The IRS CP 504 is also a final notice of intent to levy. In some cases, the IRS will send a notice ahead, before they issue a levy on your property or rights to property. This notice grants you the avenue to request a Collection Due Process (CDP) hearing if you haven’t already received one.
Apart from serving a final notice, other things the IRS can do include serving a disqualified employment tax levy or a Federal Contractor Levy, as explained in the enclosed Publication 594, The IRS Collection Process.
As we mentioned earlier, the notice of intent to levy comes along with information on how you can pay the balance. You are provided with different options and are at liberty to make a decision.

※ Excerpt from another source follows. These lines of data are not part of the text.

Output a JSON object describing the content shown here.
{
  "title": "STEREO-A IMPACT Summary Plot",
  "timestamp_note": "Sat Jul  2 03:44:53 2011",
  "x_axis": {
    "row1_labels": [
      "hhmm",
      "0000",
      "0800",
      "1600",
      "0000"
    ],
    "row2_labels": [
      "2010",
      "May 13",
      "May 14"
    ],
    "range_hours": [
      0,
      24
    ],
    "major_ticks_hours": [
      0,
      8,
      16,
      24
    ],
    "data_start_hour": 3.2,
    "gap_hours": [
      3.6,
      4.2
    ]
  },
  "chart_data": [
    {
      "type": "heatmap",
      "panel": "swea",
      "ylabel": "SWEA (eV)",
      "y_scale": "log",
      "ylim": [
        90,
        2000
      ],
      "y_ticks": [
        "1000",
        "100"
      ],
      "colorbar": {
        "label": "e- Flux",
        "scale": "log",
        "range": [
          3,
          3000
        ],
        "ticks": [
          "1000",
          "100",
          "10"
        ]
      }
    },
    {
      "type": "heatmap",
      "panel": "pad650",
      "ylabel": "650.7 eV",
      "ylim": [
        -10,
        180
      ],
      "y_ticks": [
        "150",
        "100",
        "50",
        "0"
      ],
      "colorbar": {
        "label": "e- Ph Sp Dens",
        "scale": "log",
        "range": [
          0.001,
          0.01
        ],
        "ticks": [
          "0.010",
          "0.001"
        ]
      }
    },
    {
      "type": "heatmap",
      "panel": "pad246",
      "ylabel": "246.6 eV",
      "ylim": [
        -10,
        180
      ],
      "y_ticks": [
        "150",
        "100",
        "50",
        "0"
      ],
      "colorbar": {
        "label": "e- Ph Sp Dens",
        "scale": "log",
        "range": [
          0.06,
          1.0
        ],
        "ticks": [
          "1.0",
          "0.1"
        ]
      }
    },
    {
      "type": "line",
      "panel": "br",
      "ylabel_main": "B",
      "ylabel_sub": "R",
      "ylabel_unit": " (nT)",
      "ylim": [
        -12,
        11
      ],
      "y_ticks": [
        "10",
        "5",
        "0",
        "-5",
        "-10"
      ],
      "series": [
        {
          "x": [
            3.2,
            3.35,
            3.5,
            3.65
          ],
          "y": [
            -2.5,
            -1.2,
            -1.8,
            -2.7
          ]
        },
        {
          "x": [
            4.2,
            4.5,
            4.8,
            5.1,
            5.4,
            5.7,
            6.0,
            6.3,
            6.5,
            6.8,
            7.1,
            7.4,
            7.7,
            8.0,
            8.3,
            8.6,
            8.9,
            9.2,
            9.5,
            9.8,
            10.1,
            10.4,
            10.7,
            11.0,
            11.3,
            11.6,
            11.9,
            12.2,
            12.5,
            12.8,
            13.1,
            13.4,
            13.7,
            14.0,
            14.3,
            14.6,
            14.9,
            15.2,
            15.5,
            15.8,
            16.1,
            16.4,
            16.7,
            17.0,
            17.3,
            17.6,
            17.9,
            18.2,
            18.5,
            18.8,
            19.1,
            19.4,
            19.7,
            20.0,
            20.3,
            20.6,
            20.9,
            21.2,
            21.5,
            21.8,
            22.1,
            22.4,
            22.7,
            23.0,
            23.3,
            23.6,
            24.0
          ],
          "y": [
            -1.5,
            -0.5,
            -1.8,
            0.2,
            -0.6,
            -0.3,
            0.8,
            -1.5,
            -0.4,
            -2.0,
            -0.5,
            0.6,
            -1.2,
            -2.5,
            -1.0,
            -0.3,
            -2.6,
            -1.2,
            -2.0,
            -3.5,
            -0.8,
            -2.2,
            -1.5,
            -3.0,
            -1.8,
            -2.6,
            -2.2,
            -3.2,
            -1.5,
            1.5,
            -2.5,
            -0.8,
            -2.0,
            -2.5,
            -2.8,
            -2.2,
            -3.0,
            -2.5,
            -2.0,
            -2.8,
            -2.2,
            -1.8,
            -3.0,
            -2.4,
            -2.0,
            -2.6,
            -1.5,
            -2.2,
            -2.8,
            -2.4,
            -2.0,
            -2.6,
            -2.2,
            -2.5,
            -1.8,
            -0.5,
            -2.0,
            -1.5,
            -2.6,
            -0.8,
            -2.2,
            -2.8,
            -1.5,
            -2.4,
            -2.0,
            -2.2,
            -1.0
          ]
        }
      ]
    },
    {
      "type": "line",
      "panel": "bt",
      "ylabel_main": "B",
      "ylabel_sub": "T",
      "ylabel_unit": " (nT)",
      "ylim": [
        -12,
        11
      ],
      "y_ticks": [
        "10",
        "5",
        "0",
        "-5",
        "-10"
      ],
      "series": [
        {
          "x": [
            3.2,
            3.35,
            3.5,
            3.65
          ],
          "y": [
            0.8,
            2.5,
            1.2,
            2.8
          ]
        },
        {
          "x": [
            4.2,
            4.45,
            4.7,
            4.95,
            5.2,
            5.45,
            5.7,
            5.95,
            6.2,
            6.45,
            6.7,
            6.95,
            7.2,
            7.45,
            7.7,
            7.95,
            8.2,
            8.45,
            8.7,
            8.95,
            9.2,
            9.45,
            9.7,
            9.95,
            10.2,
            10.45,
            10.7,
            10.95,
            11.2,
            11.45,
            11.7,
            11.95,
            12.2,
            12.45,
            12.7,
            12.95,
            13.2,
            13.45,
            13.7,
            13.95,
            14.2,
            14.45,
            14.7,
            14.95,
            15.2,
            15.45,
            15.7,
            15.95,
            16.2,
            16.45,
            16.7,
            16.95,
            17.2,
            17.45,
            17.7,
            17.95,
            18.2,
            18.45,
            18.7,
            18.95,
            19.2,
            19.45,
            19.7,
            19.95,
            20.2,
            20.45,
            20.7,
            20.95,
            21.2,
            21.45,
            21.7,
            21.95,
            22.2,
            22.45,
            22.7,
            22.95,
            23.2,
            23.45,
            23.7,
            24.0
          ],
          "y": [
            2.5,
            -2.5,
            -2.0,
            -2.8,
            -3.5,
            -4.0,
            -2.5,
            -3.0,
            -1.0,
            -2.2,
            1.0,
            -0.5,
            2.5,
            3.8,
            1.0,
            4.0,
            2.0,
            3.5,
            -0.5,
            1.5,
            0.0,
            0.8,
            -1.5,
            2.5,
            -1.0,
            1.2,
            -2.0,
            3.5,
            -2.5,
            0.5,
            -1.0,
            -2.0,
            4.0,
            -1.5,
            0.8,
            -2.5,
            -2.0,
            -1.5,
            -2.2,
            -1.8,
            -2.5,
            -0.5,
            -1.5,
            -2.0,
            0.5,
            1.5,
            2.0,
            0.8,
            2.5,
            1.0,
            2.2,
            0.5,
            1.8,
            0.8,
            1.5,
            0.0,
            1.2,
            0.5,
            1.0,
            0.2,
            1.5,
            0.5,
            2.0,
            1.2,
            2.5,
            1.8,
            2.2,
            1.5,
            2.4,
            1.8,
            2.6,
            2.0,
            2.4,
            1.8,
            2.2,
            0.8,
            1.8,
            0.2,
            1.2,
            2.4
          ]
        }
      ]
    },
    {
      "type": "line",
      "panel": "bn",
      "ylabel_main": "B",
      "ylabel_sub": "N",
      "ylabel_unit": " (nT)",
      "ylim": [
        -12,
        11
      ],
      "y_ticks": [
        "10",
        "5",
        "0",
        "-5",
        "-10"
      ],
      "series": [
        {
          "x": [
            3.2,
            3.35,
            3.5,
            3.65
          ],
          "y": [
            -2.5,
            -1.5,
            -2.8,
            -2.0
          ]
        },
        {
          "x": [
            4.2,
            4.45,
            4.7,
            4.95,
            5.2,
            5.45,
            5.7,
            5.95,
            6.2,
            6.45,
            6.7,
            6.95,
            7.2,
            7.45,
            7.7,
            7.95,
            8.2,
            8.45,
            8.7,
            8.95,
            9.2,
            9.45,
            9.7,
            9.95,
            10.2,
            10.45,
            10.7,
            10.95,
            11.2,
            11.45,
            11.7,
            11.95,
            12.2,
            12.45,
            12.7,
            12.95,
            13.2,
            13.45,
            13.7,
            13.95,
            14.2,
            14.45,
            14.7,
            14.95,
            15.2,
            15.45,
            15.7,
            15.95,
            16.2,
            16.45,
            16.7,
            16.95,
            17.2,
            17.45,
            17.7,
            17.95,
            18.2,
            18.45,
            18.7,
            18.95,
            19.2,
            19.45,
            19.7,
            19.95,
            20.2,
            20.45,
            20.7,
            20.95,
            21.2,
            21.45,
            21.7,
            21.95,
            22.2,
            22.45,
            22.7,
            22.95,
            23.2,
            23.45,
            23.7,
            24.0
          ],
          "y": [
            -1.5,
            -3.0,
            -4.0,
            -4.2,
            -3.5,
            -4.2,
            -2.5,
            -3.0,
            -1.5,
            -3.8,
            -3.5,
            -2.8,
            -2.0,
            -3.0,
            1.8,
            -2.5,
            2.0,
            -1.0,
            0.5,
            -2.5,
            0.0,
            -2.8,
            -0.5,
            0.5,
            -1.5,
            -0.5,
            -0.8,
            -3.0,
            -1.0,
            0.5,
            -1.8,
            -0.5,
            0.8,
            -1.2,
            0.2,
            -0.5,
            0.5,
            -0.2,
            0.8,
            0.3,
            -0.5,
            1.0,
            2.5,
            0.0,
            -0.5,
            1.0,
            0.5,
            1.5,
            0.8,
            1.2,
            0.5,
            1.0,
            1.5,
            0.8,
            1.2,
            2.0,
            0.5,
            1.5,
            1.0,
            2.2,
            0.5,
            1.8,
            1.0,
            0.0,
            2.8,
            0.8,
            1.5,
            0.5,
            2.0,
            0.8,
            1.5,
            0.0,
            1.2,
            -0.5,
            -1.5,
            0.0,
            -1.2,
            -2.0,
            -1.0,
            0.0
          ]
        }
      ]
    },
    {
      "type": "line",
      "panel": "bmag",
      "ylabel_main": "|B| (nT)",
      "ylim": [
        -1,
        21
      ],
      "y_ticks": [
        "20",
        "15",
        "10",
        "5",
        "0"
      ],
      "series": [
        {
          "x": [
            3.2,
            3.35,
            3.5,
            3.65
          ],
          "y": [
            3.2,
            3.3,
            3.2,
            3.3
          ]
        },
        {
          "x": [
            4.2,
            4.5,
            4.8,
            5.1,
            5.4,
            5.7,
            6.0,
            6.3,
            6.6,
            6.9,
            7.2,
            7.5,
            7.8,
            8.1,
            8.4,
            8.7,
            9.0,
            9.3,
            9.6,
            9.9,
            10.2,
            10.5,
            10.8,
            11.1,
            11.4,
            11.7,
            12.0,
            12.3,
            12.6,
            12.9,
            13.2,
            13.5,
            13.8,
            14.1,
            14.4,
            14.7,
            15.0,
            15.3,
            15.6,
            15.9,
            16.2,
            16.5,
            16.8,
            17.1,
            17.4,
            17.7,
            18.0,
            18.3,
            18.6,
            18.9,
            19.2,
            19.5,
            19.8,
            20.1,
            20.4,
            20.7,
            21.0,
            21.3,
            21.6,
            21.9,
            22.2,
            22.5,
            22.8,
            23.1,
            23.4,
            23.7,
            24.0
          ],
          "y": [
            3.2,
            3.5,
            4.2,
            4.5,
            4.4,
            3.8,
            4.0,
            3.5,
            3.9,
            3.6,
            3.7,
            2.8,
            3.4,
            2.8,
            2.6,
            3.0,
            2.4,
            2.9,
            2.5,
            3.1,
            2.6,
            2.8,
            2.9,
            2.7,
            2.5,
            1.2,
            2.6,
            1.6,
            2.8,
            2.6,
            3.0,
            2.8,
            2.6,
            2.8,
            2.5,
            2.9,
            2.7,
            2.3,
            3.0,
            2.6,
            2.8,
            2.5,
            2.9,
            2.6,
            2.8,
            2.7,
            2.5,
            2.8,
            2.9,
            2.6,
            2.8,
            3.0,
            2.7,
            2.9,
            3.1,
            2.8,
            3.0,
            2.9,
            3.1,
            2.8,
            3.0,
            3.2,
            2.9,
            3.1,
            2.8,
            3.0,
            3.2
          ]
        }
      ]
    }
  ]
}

You can choose to pay CP504 online via IRS.gov or via check or money order payable to the United States Treasury.
Payment options are also available for people who can not pay the full balance before the deadline outlined on the notice of intent to levy. We can help you look into your situation and figure out what payment options will work best for you. We can set up a payment plan or work out tax relief solutions with the IRS to pay off your balance.
It is better to be proactive when it comes to matters of taxes like the IRS CP 504 notice. Failure to attend to such a notice will lead to a levy or seizure of your wages, earned income, bank accounts, business assets, personal assets (including your car and home), retirement accounts (including your Thrift Savings Plan), Social Security benefits, and more, until it sums up to the amount you owe.
What does intent to levy mean for you when you have gotten a notice?
If you have received an IRS intent to levy letter, you just might be asking “what does intent to levy mean for me and my income?”. It is an IRS final notice call meaning that the IRS intends to seize your assets because of your debts to them.
The IRS is not allowed to take your property without sending you notice first. The IRS intent to levy letter is sent to you if you have seriously delinquent tax debts that you’re doing nothing about.
A notice of intent to levy comes with sufficient information about the period for which you owe the taxes, and each tax they intend to collect by seizing your property.
What can the IRS Levy?
Some of the properties the IRS can seize include; personal properties like cars, and homes, funds in bank accounts, rights to property, social Security benefits, wages from your employer, retirement benefits, commissions, contractor or vendor payments due to you, employee travel advances, and government retirement benefits from the Office of Personnel Management (OPM).
How does the IRS Levy?
Legally, unless in exceptional cases like state tax refunds, cases where the IRS feels the collection of tax is in jeopardy, Disqualified Employment Tax Levies (DETL), or federal contractor levies, the IRS levy notice must be sent at least 30 days before they can seize an individual’s assets. The IRS must take some steps.
These steps include:
- Providing you a written notice of the intent to levy and explaining your right to appeal it to you.
- Delivering the notice personally or sending it to your legally known address via registered mail.
- Including an explanation of the reason for the levy, the seizure process, and the options available to you henceforth.
If you do not agree with an IRS levy notice, or you want to dispute the information on the IRS intent to levy letter you have received, you are allowed to file an appeal. You can start by calling the number on the notice.
Take note that you want to take action as soon as possible, seeing you have just 30 days before the IRS makes a move.